Now I, the listener, thought for a moment or two. The words of this fighting savage, Mavovo, even those of them of which I had heard only the translation, garbled and beslavered by the mean comments of the unutterable Sammy, stirred my imagination. Who was I that I should dare to judge of him and his wild, unknown gifts? Who was I that I should mock at him and by my mockery intimate that I believed him to be a fraud?
Stepping through the gateway of the fence, I confronted him.
“Mavovo,” I said, “I have overheard your talk. I am sorry if I laughed at you in Durban. I do not understand what you call your magic. It is beyond me and may be true or may be false. Still, I shall be grateful to you if you will use your power to discover, if you can, whether Dogeetah is coming here, and if so, when. Now, do as it may please you; I have spoken.”
“And I have heard, Macumazana, my father. To-night I will call upon my Snake.
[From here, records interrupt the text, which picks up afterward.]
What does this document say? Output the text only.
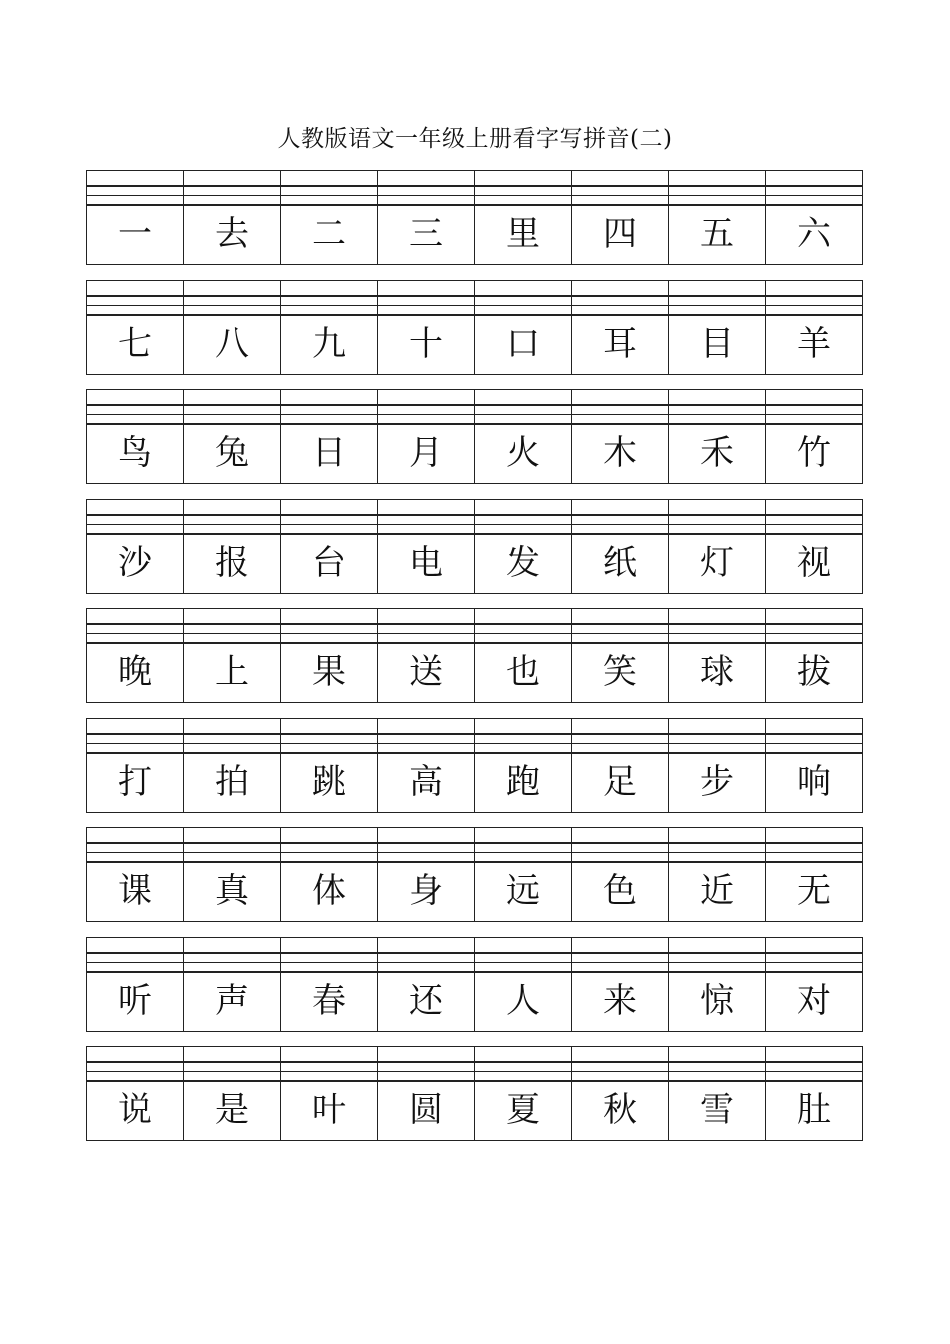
人教版语文一年级上册看字写拼音(二)
一 去 二 三 里 四 五 六
七 八 九 十 口 耳 目 羊
鸟 兔 日 月 火 木 禾 竹
沙 报 台 电 发 纸 灯 视
晚 上 果 送 也 笑 球 拔
打 拍 跳 高 跑 足 步 响
课 真 体 身 远 色 近 无
听 声 春 还 人 来 惊 对
说 是 叶 圆 夏 秋 雪 肚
Whether it will answer or what it will answer, I cannot say.”
Well, he did call upon his Snake with due and portentous ceremony and, according to Stephen, who was present, which I declined to be, that mystic reptile declared that Dogeetah, alias Brother John, would arrive in Beza Town precisely at sunset on the third day from that night. Now as he had divined on Friday, according to our almanac, this meant that we might hope to see him—hope exactly described my state of mind on the matter—on the Monday evening in time for supper.
“All right,” I said briefly. “Please do not talk to me any more about this impious rubbish, for I want to go to sleep.”
Next morning early we unpacked our boxes and made a handsome selection of gifts for the king, Bausi, hoping thus to soften his royal heart. It included a bale of calico, several knives, a musical box, a cheap American revolver, and a bundle of tooth-picks; also several pounds of the best and most fashionable beads for his wives. This truly noble present we sent to the king by our two Mazitu servants, Tom and Jerry, who were marched off in the charge of several sentries, for I hoped that these men would talk to their compatriots and tell them what good fellows we were. Indeed I instructed them to do so.
Imagine our horror, therefore, when about an hour later, just as we were tidying ourselves up after breakfast, there appeared through the gate, not Tom and Jerry, for they had vanished, but a long line of Mazitu soldiers each of whom carried one of the articles that we had sent. Indeed the last of them held the bundle of toothpicks on his fuzzy head as though it were a huge faggot of wood. One by one they set them down upon the lime flooring of the verandah of the largest hut. Then their captain said solemnly:
“Bausi, the Great Black One, has no need of the white men’s gifts.”
“Indeed,” I replied, for my dander was up. “Then he won’t get another chance at them.”